Florida’s Chief Financial Officer and Miami-Dade’s top prosecutor are teaming up to combat auto insurance fraud, which reportedly costs Florida families as much as $250 annually.
CFO Tom Gallagher, who oversees the Department of Financial Services, and Miami-Dade State Attorney Katherine Fernandez Rundle announced the hiring of a prosecutor who will be dedicated to prosecuting personal injury protection (PIP) fraud cases.
Nina Vivenzio formerly served as an assistant chief in the Career Criminal/Robbery Division of the Miami-Dade State Attorney’s Office. She will be introduced Thursday in Miami to the board of directors of the Florida Automobile Joint Underwriting Association, who is helping to fund the prosecutor position. Gallagher was slated to speak to the FAJUA, the state’s insurer of last resort for consumers unable to find coverage in the private market, about the economic impact of PIP fraud and the need for greater public education efforts.
“Education must be used in tandem with law enforcement,” said Gallagher, noting that the Legislature last year passed its toughest anti-PIP fraud law yet-a mandatory minimum two-year sentence for convictions for solicitation with intent to defraud and staging an auto collision. “In the past two years since the Legislature’s first round of PIP legislation reforms, we’ve learned that these perpetrators are intent on maintaining their illegal source of income.”
Vivenzio stepped into her new role last month. She will be based in Miami, where the Department of Financial Services’ Division of Insurance Fraud has made nearly 600 PIP fraud arrests since 1999. That represents nearly 60 percent of all insurance fraud arrests in that region.
“A dedicated, full-time prosecutor is needed to stem the increasing tide of PIP fraud schemes,” said Fernandez Rundle. ” We’re sending a message to unscrupulous doctors, lawyers, clinic owners and phony accident victims that Florida intends to get them off the streets.”
In her previous position, Vivenzio was one of the assistant chiefs responsible for the supervision of the prosecution of all career criminal cases in the State Attorney’s Office. She has extensive experience in dealing with multi-defendant, complex schemes.
“Scam artists seeking to profit by falsifying PIP claims should know that this new prosecutor is on board and eager to prosecute fraud offenders,” said Eli Feinberg, chairman of the FAJUA board of directors. “This is a vital step toward a healthier auto insurance market.”

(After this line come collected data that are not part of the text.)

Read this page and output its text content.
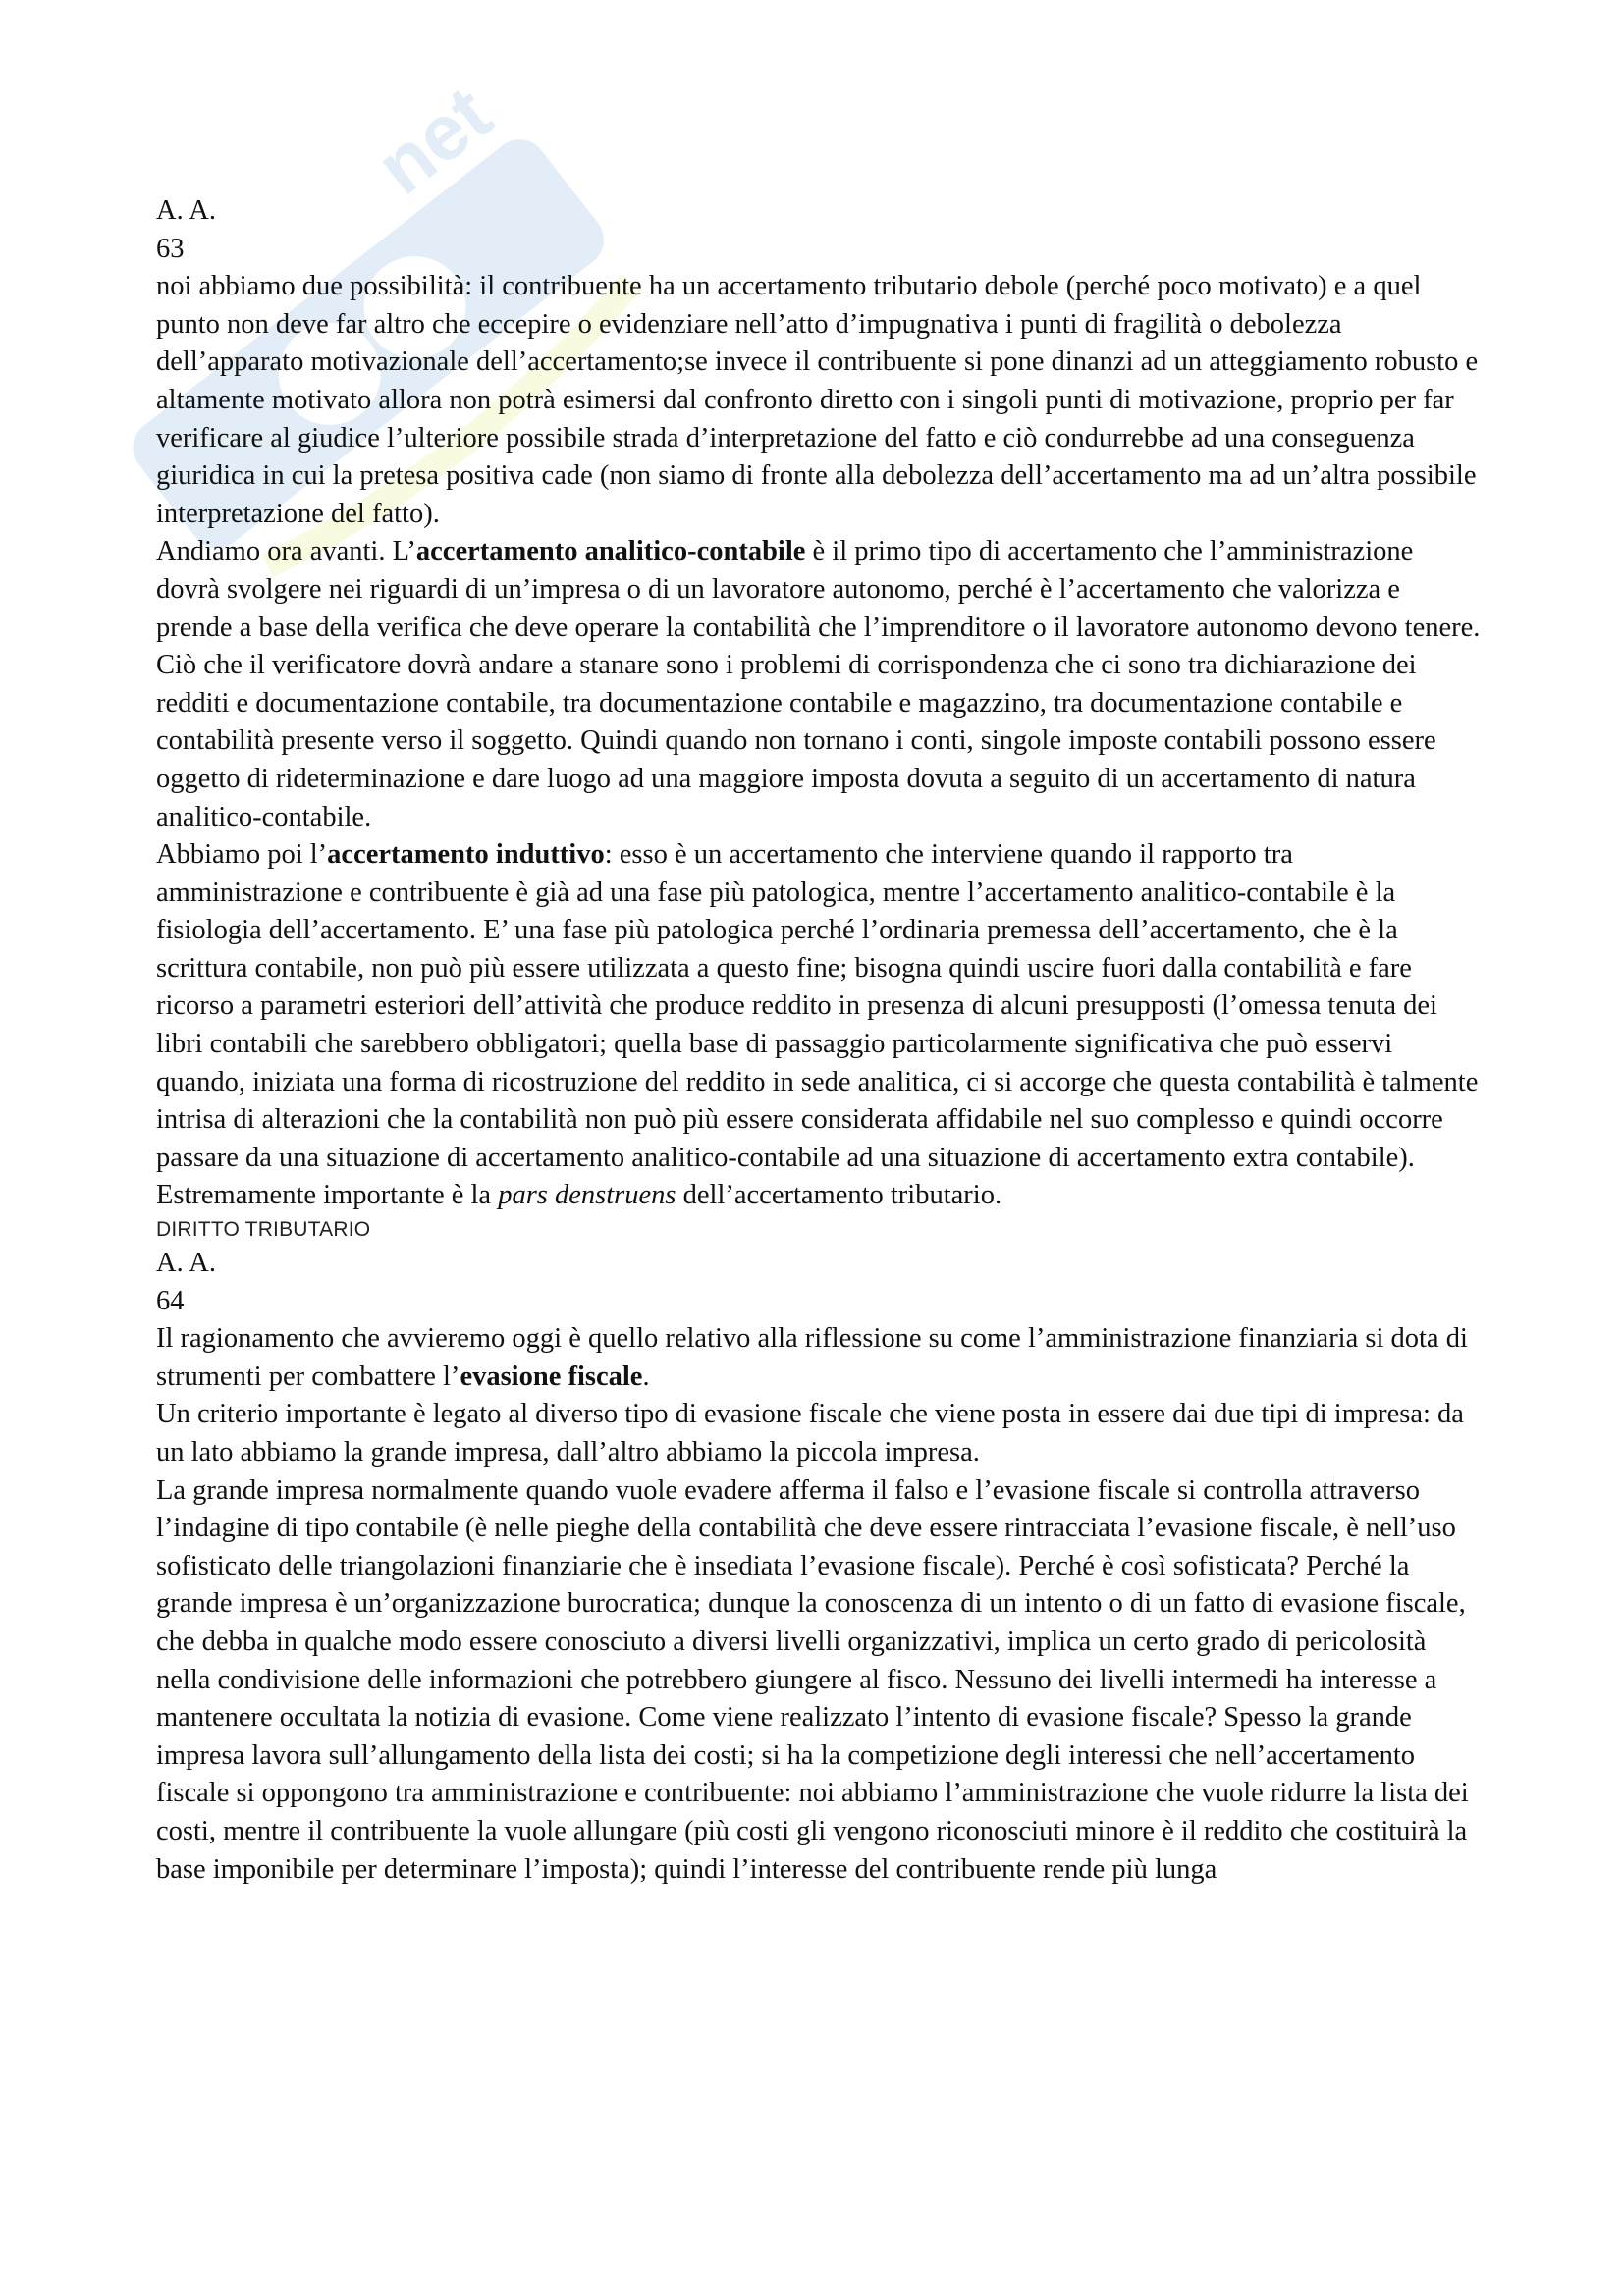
net
A. A.
63

noi abbiamo due possibilità: il contribuente ha un accertamento tributario debole (perché poco motivato) e a quel punto non deve far altro che eccepire o evidenziare nell’atto d’impugnativa i punti di fragilità o debolezza dell’apparato motivazionale dell’accertamento;se invece il contribuente si pone dinanzi ad un atteggiamento robusto e altamente motivato allora non potrà esimersi dal confronto diretto con i singoli punti di motivazione, proprio per far verificare al giudice l’ulteriore possibile strada d’interpretazione del fatto e ciò condurrebbe ad una conseguenza giuridica in cui la pretesa positiva cade (non siamo di fronte alla debolezza dell’accertamento ma ad un’altra possibile interpretazione del fatto).

Andiamo ora avanti. L’accertamento analitico-contabile è il primo tipo di accertamento che l’amministrazione dovrà svolgere nei riguardi di un’impresa o di un lavoratore autonomo, perché è l’accertamento che valorizza e prende a base della verifica che deve operare la contabilità che l’imprenditore o il lavoratore autonomo devono tenere. Ciò che il verificatore dovrà andare a stanare sono i problemi di corrispondenza che ci sono tra dichiarazione dei redditi e documentazione contabile, tra documentazione contabile e magazzino, tra documentazione contabile e contabilità presente verso il soggetto. Quindi quando non tornano i conti, singole imposte contabili possono essere oggetto di rideterminazione e dare luogo ad una maggiore imposta dovuta a seguito di un accertamento di natura analitico-contabile.

Abbiamo poi l’accertamento induttivo: esso è un accertamento che interviene quando il rapporto tra amministrazione e contribuente è già ad una fase più patologica, mentre l’accertamento analitico-contabile è la fisiologia dell’accertamento. E’ una fase più patologica perché l’ordinaria premessa dell’accertamento, che è la scrittura contabile, non può più essere utilizzata a questo fine; bisogna quindi uscire fuori dalla contabilità e fare ricorso a parametri esteriori dell’attività che produce reddito in presenza di alcuni presupposti (l’omessa tenuta dei libri contabili che sarebbero obbligatori; quella base di passaggio particolarmente significativa che può esservi quando, iniziata una forma di ricostruzione del reddito in sede analitica, ci si accorge che questa contabilità è talmente intrisa di alterazioni che la contabilità non può più essere considerata affidabile nel suo complesso e quindi occorre passare da una situazione di accertamento analitico-contabile ad una situazione di accertamento extra contabile).

Estremamente importante è la pars denstruens dell’accertamento tributario.

DIRITTO TRIBUTARIO
A. A.
64

Il ragionamento che avvieremo oggi è quello relativo alla riflessione su come l’amministrazione finanziaria si dota di strumenti per combattere l’evasione fiscale.

Un criterio importante è legato al diverso tipo di evasione fiscale che viene posta in essere dai due tipi di impresa: da un lato abbiamo la grande impresa, dall’altro abbiamo la piccola impresa.

La grande impresa normalmente quando vuole evadere afferma il falso e l’evasione fiscale si controlla attraverso l’indagine di tipo contabile (è nelle pieghe della contabilità che deve essere rintracciata l’evasione fiscale, è nell’uso sofisticato delle triangolazioni finanziarie che è insediata l’evasione fiscale). Perché è così sofisticata? Perché la grande impresa è un’organizzazione burocratica; dunque la conoscenza di un intento o di un fatto di evasione fiscale, che debba in qualche modo essere conosciuto a diversi livelli organizzativi, implica un certo grado di pericolosità nella condivisione delle informazioni che potrebbero giungere al fisco. Nessuno dei livelli intermedi ha interesse a mantenere occultata la notizia di evasione. Come viene realizzato l’intento di evasione fiscale? Spesso la grande impresa lavora sull’allungamento della lista dei costi; si ha la competizione degli interessi che nell’accertamento fiscale si oppongono tra amministrazione e contribuente: noi abbiamo l’amministrazione che vuole ridurre la lista dei costi, mentre il contribuente la vuole allungare (più costi gli vengono riconosciuti minore è il reddito che costituirà la base imponibile per determinare l’imposta); quindi l’interesse del contribuente rende più lunga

According to surveys by the Coalition Against Insurance Fraud, it is estimated that auto insurance fraud, particularly the fast-growing problem of PIP fraud, costs Florida’s economy more than $1.1 billion a year in higher premiums and higher costs for goods and services. Florida law requires drivers to carry a minimum of $10,000 in PIP coverage and $10,000 in property damage liability coverage. PIP coverage provides up to $10,000 per victim for medical bills, regardless of who is at fault.
PIP benefits are increasingly targeted by unscrupulous doctors, clinic owners, chiropractors and attorneys who bill insurance companies for services and procedures that are unnecessary or were never provided. Actual accident victims are sometimes solicited, but just as often crashes are staged for the purpose of generating claims. Since 1999, state fraud investigators have arrested 370 phony accident “victims.”

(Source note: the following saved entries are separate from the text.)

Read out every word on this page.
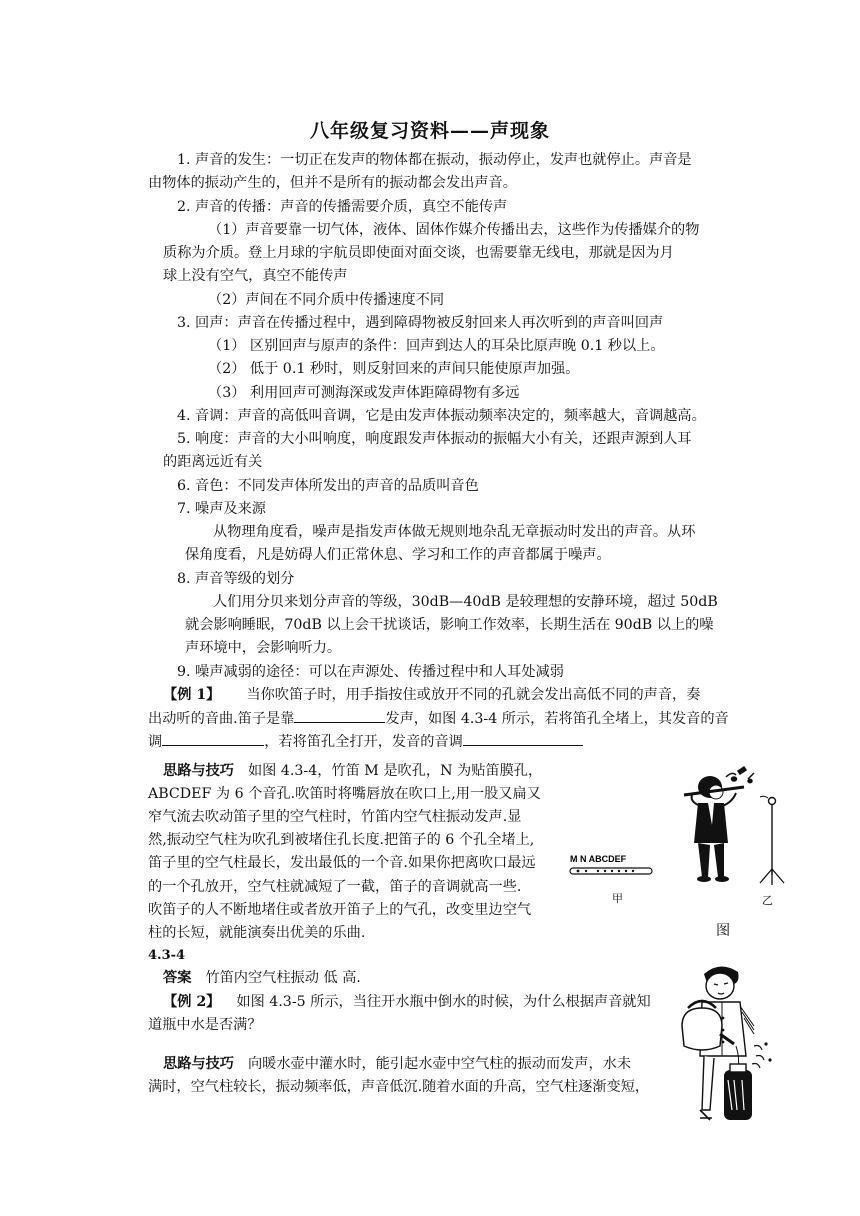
八年级复习资料——声现象
1. 声音的发生：一切正在发声的物体都在振动，振动停止，发声也就停止。声音是
由物体的振动产生的，但并不是所有的振动都会发出声音。
2. 声音的传播：声音的传播需要介质，真空不能传声
（1）声音要靠一切气体，液体、固体作媒介传播出去，这些作为传播媒介的物
质称为介质。登上月球的宇航员即使面对面交谈，也需要靠无线电，那就是因为月
球上没有空气，真空不能传声
（2）声间在不同介质中传播速度不同
3. 回声：声音在传播过程中，遇到障碍物被反射回来人再次听到的声音叫回声
（1） 区别回声与原声的条件：回声到达人的耳朵比原声晚 0.1 秒以上。
（2） 低于 0.1 秒时，则反射回来的声间只能使原声加强。
（3） 利用回声可测海深或发声体距障碍物有多远
4. 音调：声音的高低叫音调，它是由发声体振动频率决定的，频率越大，音调越高。
5. 响度：声音的大小叫响度，响度跟发声体振动的振幅大小有关，还跟声源到人耳
的距离远近有关
6. 音色：不同发声体所发出的声音的品质叫音色
7. 噪声及来源
从物理角度看，噪声是指发声体做无规则地杂乱无章振动时发出的声音。从环
保角度看，凡是妨碍人们正常休息、学习和工作的声音都属于噪声。
8. 声音等级的划分
人们用分贝来划分声音的等级，30dB—40dB 是较理想的安静环境，超过 50dB
就会影响睡眠，70dB 以上会干扰谈话，影响工作效率，长期生活在 90dB 以上的噪
声环境中，会影响听力。
9. 噪声减弱的途径：可以在声源处、传播过程中和人耳处减弱
【例 1】 当你吹笛子时，用手指按住或放开不同的孔就会发出高低不同的声音，奏
出动听的音曲.笛子是靠	发声，如图 4.3-4 所示，若将笛孔全堵上，其发音的音
调	，若将笛孔全打开，发音的音调
思路与技巧 如图 4.3-4，竹笛 M 是吹孔，N 为贴笛膜孔，
ABCDEF 为 6 个音孔.吹笛时将嘴唇放在吹口上,用一股又扁又
窄气流去吹动笛子里的空气柱时，竹笛内空气柱振动发声.显
然,振动空气柱为吹孔到被堵住孔长度.把笛子的 6 个孔全堵上,
笛子里的空气柱最长，发出最低的一个音.如果你把离吹口最远
的一个孔放开，空气柱就减短了一截，笛子的音调就高一些.
吹笛子的人不断地堵住或者放开笛子上的气孔，改变里边空气
柱的长短，就能演奏出优美的乐曲.	图
4.3-4
答案 竹笛内空气柱振动 低 高.
【例 2】 如图 4.3-5 所示，当往开水瓶中倒水的时候，为什么根据声音就知
道瓶中水是否满？
思路与技巧 向暖水壶中灌水时，能引起水壶中空气柱的振动而发声，水未
满时，空气柱较长，振动频率低，声音低沉.随着水面的升高，空气柱逐渐变短，
M N ABCDEF
甲	乙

Over the past several years, the Florida Legislature has put in place a number of reforms aimed at reducing PIP fraud.
In 2002, fee schedules were established for common procedures, such as MRIs, that have been exploited by PIP fraud perpetrators. The Legislature also restricted the release of police accident reports and extended the time available to insurance companies to investigate suspicious claims.
Last year, legislators approved a mandatory two-year prison sentence for those convicted of organizing or participating in staged auto collisions.